Wichtig sei, dass eine vermutlich schwindende Outperformance des US-Wachstums eine Abschwächung des Dollarkurses erwarten lassen. Das wiederum würde in Dollar gerechnet die weltweite Kaufkraft außerhalb der USA stärken.
Darüber hinaus sei es so, dass Gold in den lokalen Währungen der beiden größten Verbraucherländer, Indien und China, an Dynamik zu gewinnen.

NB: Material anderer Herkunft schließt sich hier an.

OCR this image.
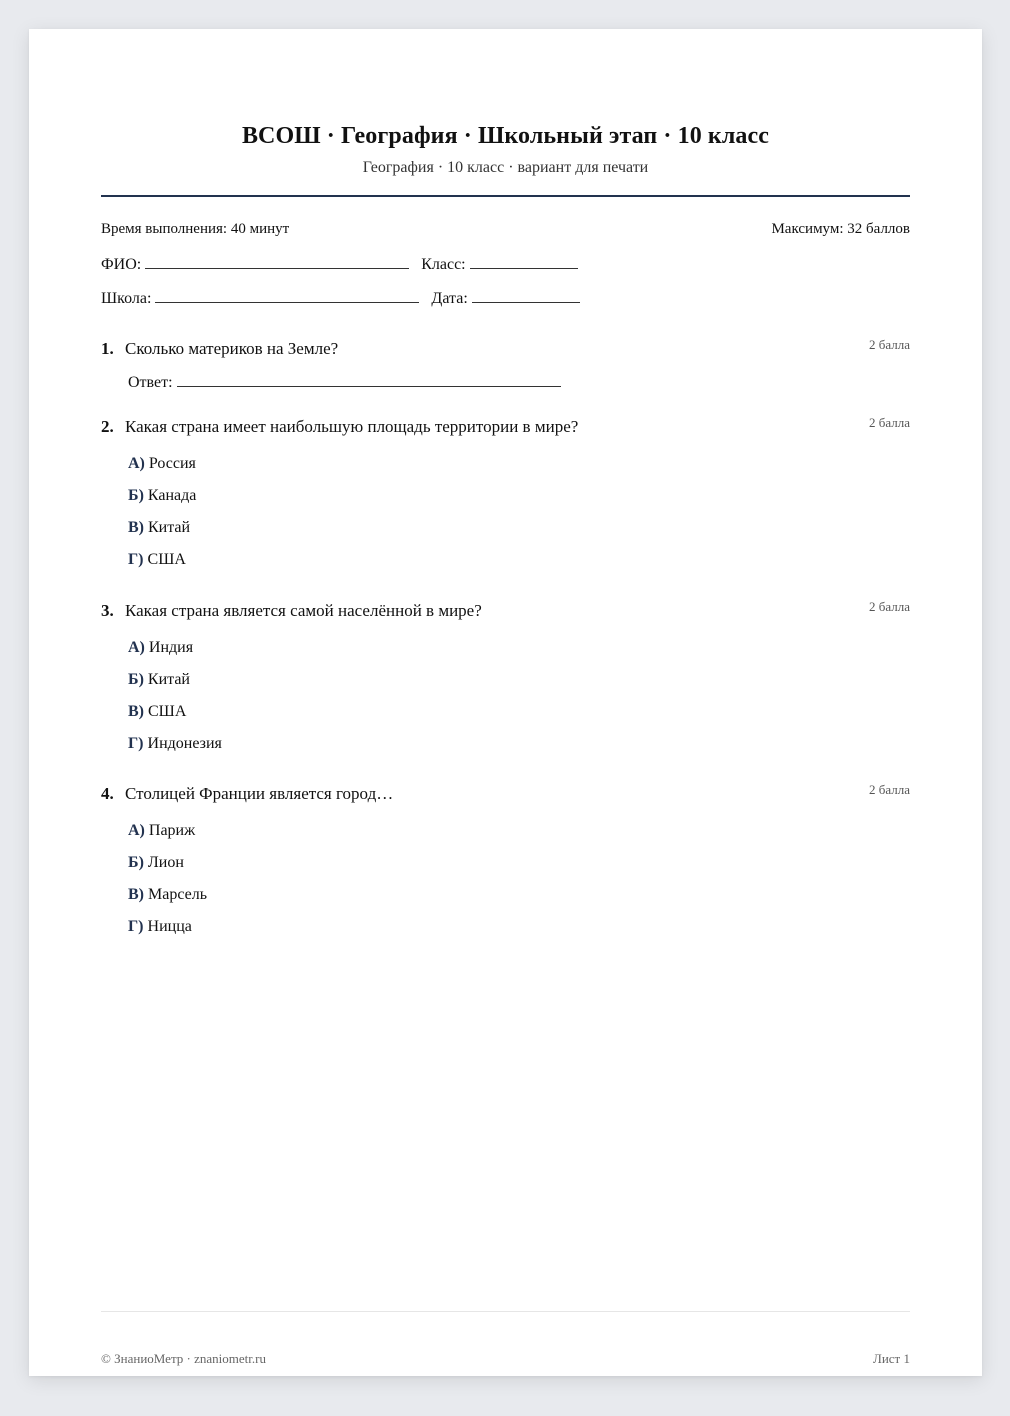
ВСОШ · География · Школьный этап · 10 класс
География · 10 класс · вариант для печати
Время выполнения: 40 минут	Максимум: 32 баллов
ФИО:	Класс:
Школа:	Дата:
1. Сколько материков на Земле?	2 балла
Ответ:
2. Какая страна имеет наибольшую площадь территории в мире?	2 балла
А) Россия
Б) Канада
В) Китай
Г) США
3. Какая страна является самой населённой в мире?	2 балла
А) Индия
Б) Китай
В) США
Г) Индонезия
4. Столицей Франции является город…	2 балла
А) Париж
Б) Лион
В) Марсель
Г) Ницца
© ЗнаниоМетр · znaniometr.ru	Лист 1
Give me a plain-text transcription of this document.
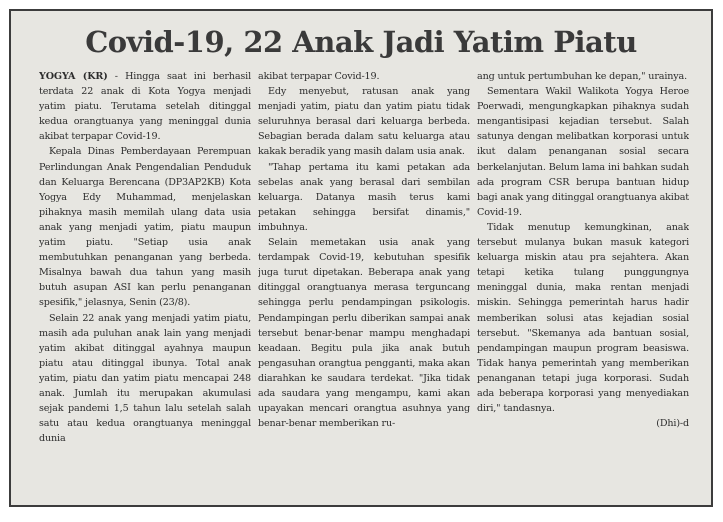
Covid-19, 22 Anak Jadi Yatim Piatu

YOGYA (KR) - Hingga saat ini berhasil terdata 22 anak di Kota Yogya menjadi yatim piatu. Terutama setelah ditinggal kedua orangtuanya yang meninggal dunia akibat terpapar Covid-19.

Kepala Dinas Pemberdayaan Perempuan Perlindungan Anak Pengendalian Penduduk dan Keluarga Berencana (DP3AP2KB) Kota Yogya Edy Muhammad, menjelaskan pihaknya masih memilah ulang data usia anak yang menjadi yatim, piatu maupun yatim piatu. "Setiap usia anak membutuhkan penanganan yang berbeda. Misalnya bawah dua tahun yang masih butuh asupan ASI kan perlu penanganan spesifik," jelasnya, Senin (23/8).

Selain 22 anak yang menjadi yatim piatu, masih ada puluhan anak lain yang menjadi yatim akibat ditinggal ayahnya maupun piatu atau ditinggal ibunya. Total anak yatim, piatu dan yatim piatu mencapai 248 anak. Jumlah itu merupakan akumulasi sejak pandemi 1,5 tahun lalu setelah salah satu atau kedua orangtuanya meninggal dunia

akibat terpapar Covid-19.

Edy menyebut, ratusan anak yang menjadi yatim, piatu dan yatim piatu tidak seluruhnya berasal dari keluarga berbeda. Sebagian berada dalam satu keluarga atau kakak beradik yang masih dalam usia anak.

"Tahap pertama itu kami petakan ada sebelas anak yang berasal dari sembilan keluarga. Datanya masih terus kami petakan sehingga bersifat dinamis," imbuhnya.

Selain memetakan usia anak yang terdampak Covid-19, kebutuhan spesifik juga turut dipetakan. Beberapa anak yang ditinggal orangtuanya merasa terguncang sehingga perlu pendampingan psikologis. Pendampingan perlu diberikan sampai anak tersebut benar-benar mampu menghadapi keadaan. Begitu pula jika anak butuh pengasuhan orangtua pengganti, maka akan diarahkan ke saudara terdekat. "Jika tidak ada saudara yang mengampu, kami akan upayakan mencari orangtua asuhnya yang benar-benar memberikan ru-

ang untuk pertumbuhan ke depan," urainya.

Sementara Wakil Walikota Yogya Heroe Poerwadi, mengungkapkan pihaknya sudah mengantisipasi kejadian tersebut. Salah satunya dengan melibatkan korporasi untuk ikut dalam penanganan sosial secara berkelanjutan. Belum lama ini bahkan sudah ada program CSR berupa bantuan hidup bagi anak yang ditinggal orangtuanya akibat Covid-19.

Tidak menutup kemungkinan, anak tersebut mulanya bukan masuk kategori keluarga miskin atau pra sejahtera. Akan tetapi ketika tulang punggungnya meninggal dunia, maka rentan menjadi miskin. Sehingga pemerintah harus hadir memberikan solusi atas kejadian sosial tersebut. "Skemanya ada bantuan sosial, pendampingan maupun program beasiswa. Tidak hanya pemerintah yang memberikan penanganan tetapi juga korporasi. Sudah ada beberapa korporasi yang menyediakan diri," tandasnya.

(Dhi)-d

Während Einzelhandelskäufer in diesen Märkten lieber in Preisschwächen hinein kauften, neigten sie gleichzeitig aber auch zu einem starken trendorientierten Verhalten.
In der Vergangenheit sei zu beobachten gewesen, dass höhere Goldpreise in lokaler Währung tendenziell der Goldnachfrage der Einzelhändler in den Schwellenländern voraus laufe. Dies bedeute, dass die in der ersten Jahreshälfte 2019 aufgebaute Momentum beim Goldpreis zu einem Anstieg der Nachfrage nach Gold durch Einzelhändler in den Schwellenländern in der zweiten Jahreshälfte führen könnte.
Zudem sollte ein schwächerer Dollar verhindern, dass die Investmentnachfrage nach Gold zu stark nachlässt. Sowohl die spekulativen Nettopositionen als auch die Bestände der ETFs seien sehr empfindlich gegenüber der Entwicklung des Dollars. Wenn der Dollar bei gleichzeitig steigenden Realzinsen und Aktien an Schwung verliere, könnten sich die daraus resultierenden Effekte ausgleichen. Mit anderen Worten, der Markt könnte in ein Umfeld eintreten, das dem von 2017 ähnele, als Gold trotz eines erheblichen Anstiegs der US-Realzinsen und des S&P 500 gestiegen ist.
Ein stärkeres BIP-Wachstum der Schwellenländer in Dollar gerechnet sollte Gold über den Vermögenseffekt unterstützen
Quellen: Bloomberg, Goldman Sachs Global Investment Research
Ein schwächerer Dollar unterstützt tendenziell die Investitionsnachfrage nach Gold
Quellen: Bloomberg, Goldman Sachs Global Investment Research
Auf Seite 4: Zentralbankkäufe weiter eine Unterstützung für den Goldpreis
Zentralbankkäufe weiter eine Unterstützung für den Goldpreis (WKN: 840400)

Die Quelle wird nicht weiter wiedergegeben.